Au lendemain d'une journée d'action marquée par un net repli, les salariés du secteur pétrolier, notamment ceux de Total en pointe dans les grèves contre la réforme des retraites, ont voté vendredi la reprise et commencé le long processus de redémarrage des installations.
Ce fut d'abord la raffinerie de Gonfreville, les terminaux du Havre, puis le site de Dunkerque qui ont décidé de cesser la grève après plus de deux semaines de conflit. Imités dans l'après-midi par leurs collègues de Donges (Loire-Atlantique), Feyzin (Rhône) et Grandpuits (Seine-Maritime).
Enfin, les salariés des terminaux pétroliers de Marseille-Fos, en conflit depuis 33 jours au sujet de la réforme portuaire, ont décidé le déblocage des sites, alors que 80 navires chargés d'hydrocarbures sont en attente dans la rade du port.
Un porte-parole de la direction de Total a indiqué à l'AFP que "les expéditions de produits (déjà raffinés) vont reprendre immédiatement" et que "les procédures de redémarrage des raffineries vont être amorcées". Le groupe français a chiffré à 100 millions d'euros le coût de la grève pour Total.
Aucun jour de grève ne sera payé, mais les syndicats comptent sur leur solidarité interne et les dons envoyés par des citoyens pour couvrir une partie des heures non travaillées.
Les six raffineries des autres pétroliers (Petroplus, Esso, Lyondellbasell, Ineos) ont aussi cessé la grève.

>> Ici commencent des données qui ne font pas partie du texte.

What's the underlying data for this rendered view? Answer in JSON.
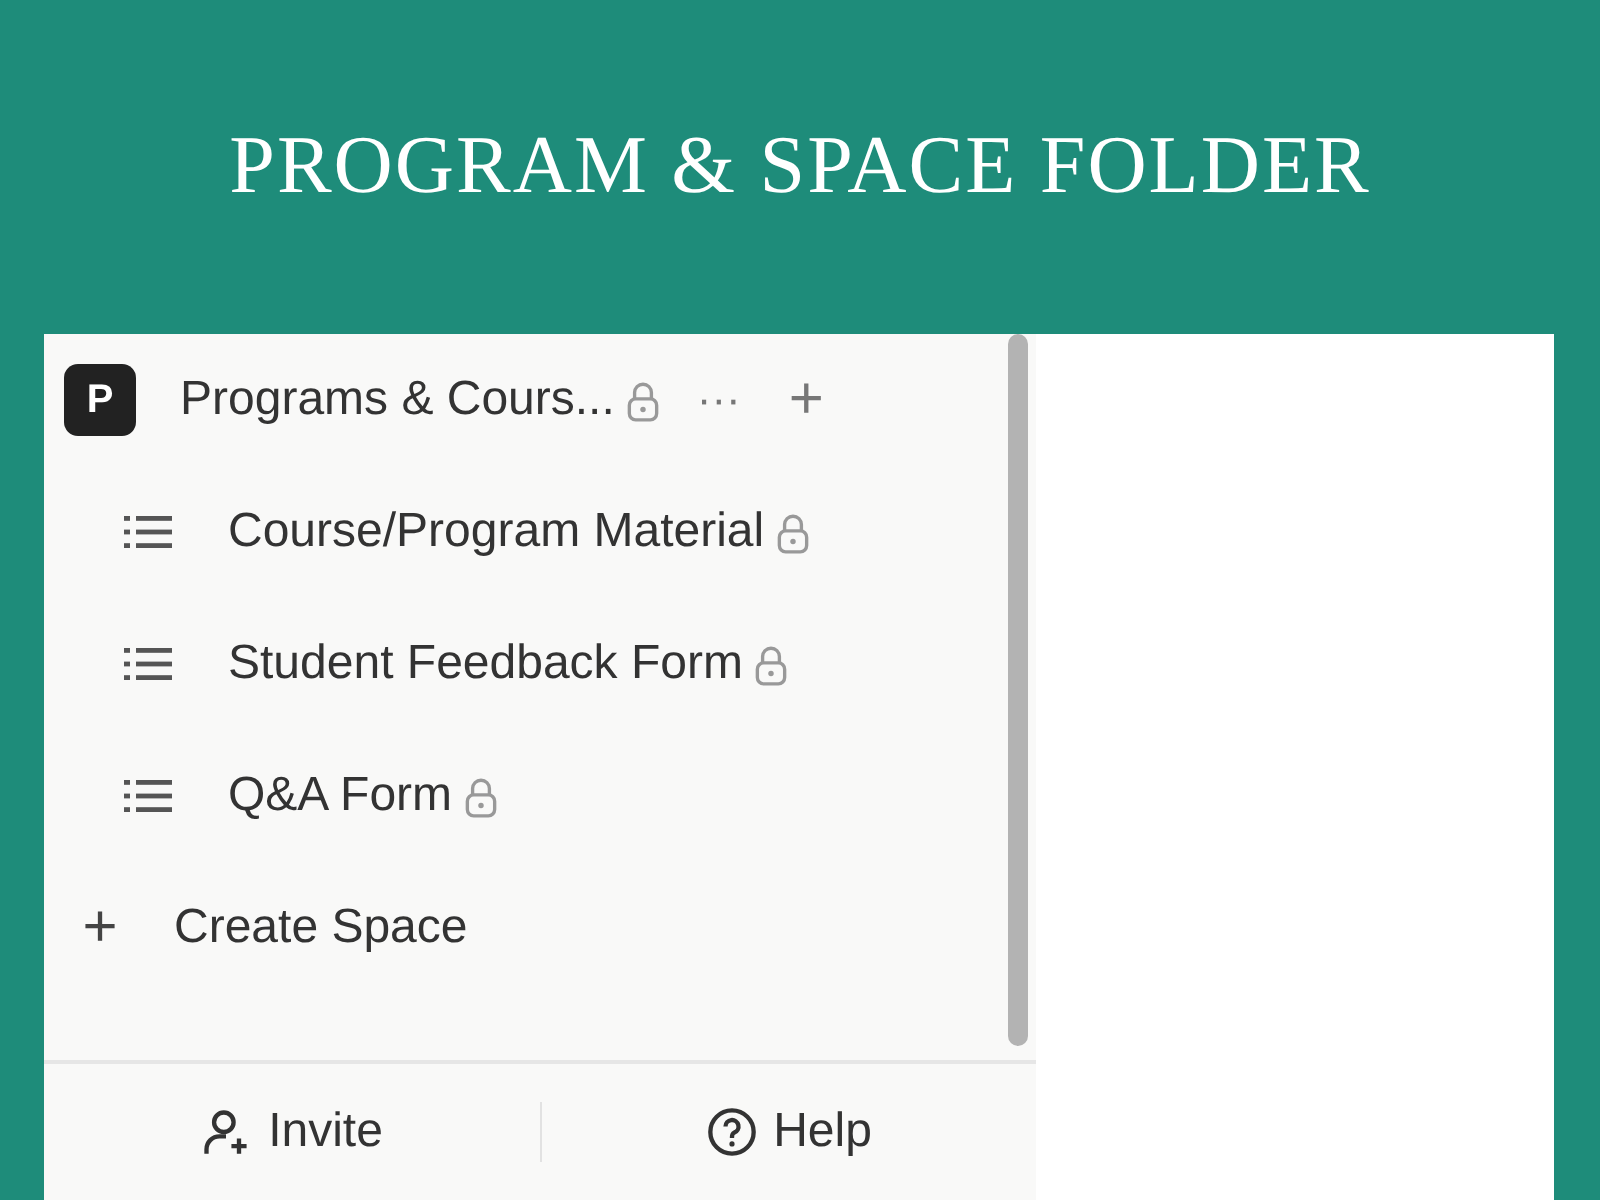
{
  "banner": {
    "title": "PROGRAM & SPACE FOLDER"
  },
  "space": {
    "badge": "P",
    "name": "Programs & Cours...",
    "locked": true,
    "more": "···",
    "add": "+"
  },
  "items": [
    {
      "label": "Course/Program Material",
      "locked": true
    },
    {
      "label": "Student Feedback Form",
      "locked": true
    },
    {
      "label": "Q&A Form",
      "locked": true
    }
  ],
  "create": {
    "icon": "+",
    "label": "Create Space"
  },
  "footer": [
    {
      "kind": "invite",
      "label": "Invite"
    },
    {
      "kind": "help",
      "label": "Help"
    }
  ]
}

"Nous ne sommes pas passés loin de l'objectif, il a manqué quelques catégories professionnelles en plus dans la grève", a jugé le coordinateur CGT chez Total, Charles Foulard, alors que les raffineurs ont été le fer de lance des grévistes dans la contestation de la réforme.

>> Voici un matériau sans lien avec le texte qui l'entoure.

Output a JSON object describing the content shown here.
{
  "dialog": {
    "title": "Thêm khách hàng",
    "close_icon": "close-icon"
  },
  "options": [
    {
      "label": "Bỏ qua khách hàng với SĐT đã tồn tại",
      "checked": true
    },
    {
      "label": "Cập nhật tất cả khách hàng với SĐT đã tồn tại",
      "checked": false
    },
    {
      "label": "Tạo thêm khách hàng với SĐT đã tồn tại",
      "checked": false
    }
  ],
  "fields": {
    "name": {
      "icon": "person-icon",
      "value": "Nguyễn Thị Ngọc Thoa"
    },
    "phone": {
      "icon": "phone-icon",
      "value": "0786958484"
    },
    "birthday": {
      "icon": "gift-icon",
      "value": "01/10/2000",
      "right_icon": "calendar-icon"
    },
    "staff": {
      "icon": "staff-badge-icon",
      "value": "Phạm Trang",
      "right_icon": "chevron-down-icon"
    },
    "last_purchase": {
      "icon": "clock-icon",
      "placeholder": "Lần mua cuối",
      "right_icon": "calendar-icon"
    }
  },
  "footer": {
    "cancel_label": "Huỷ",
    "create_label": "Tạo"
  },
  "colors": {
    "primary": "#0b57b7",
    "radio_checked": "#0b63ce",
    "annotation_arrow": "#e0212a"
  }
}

Pour le responsable cégétiste, "les syndicats ont gagné la bataille des idées" car leurs "argumentations sur la possibilité d'avoir une autre réforme, notamment sur le financement, ont été entendues".
La fin de la grève dans les terminaux pétroliers de Marseille et du Havre, va permettre de relancer l'approvisionnement en brut des raffineries françaises.
Quant au retour à une production normale de carburants, il prendra entre trois et sept jours suivant les sites, le temps de procéder au redémarrage total des installations.
L'Union française des industries pétrolières (Ufip) a évalué à "des centaines de millions d'euros" le coût de la grève pour le secteur.
Si le secteur pétrolier reprend le travail, tout comme à la SNCF (2,6% de grévistes selon la direction vendredi) ou dans la collecte des déchets, des actions surprise sur les routes continuent dans la lancée des derniers jours.
Vendredi, une plate-forme logistique d'une zone industrielle près d'Aix-en-Provence a été bloquée à l'aube. "La réforme n'a toujours pas été promulguée, donc on se bat encore", a déclaré Yann Manneval, un responsable CGT.
Sur une note plus festive, à Toulouse, une cinquantaine de personnes étaient rassemblées à midi devant le Medef pour un pique-nique revendicatif. A Amiens, le dépôt de bus a été bloqué.
Après une journée d'action ayant réuni dans la rue entre 560.000 manifestants (ministère) et presque deux millions (CGT), contre 1,1 à 3,5 millions le 19 octobre, les syndicats prenaient en compte ce reflux tout en estimant avoir "gagné la bataille des idées".
"Le gouvernement a perdu la bataille de l'opinion qui soutient ce mouvement", a affirmé vendredi François Chérèque, le leader de la CFDT.
Jean-Claude Mailly, son homologue de FO, a évoqué des "traces profondes" et un "esprit de résistance" qui va se retrouver "dans les entreprises et les administrations".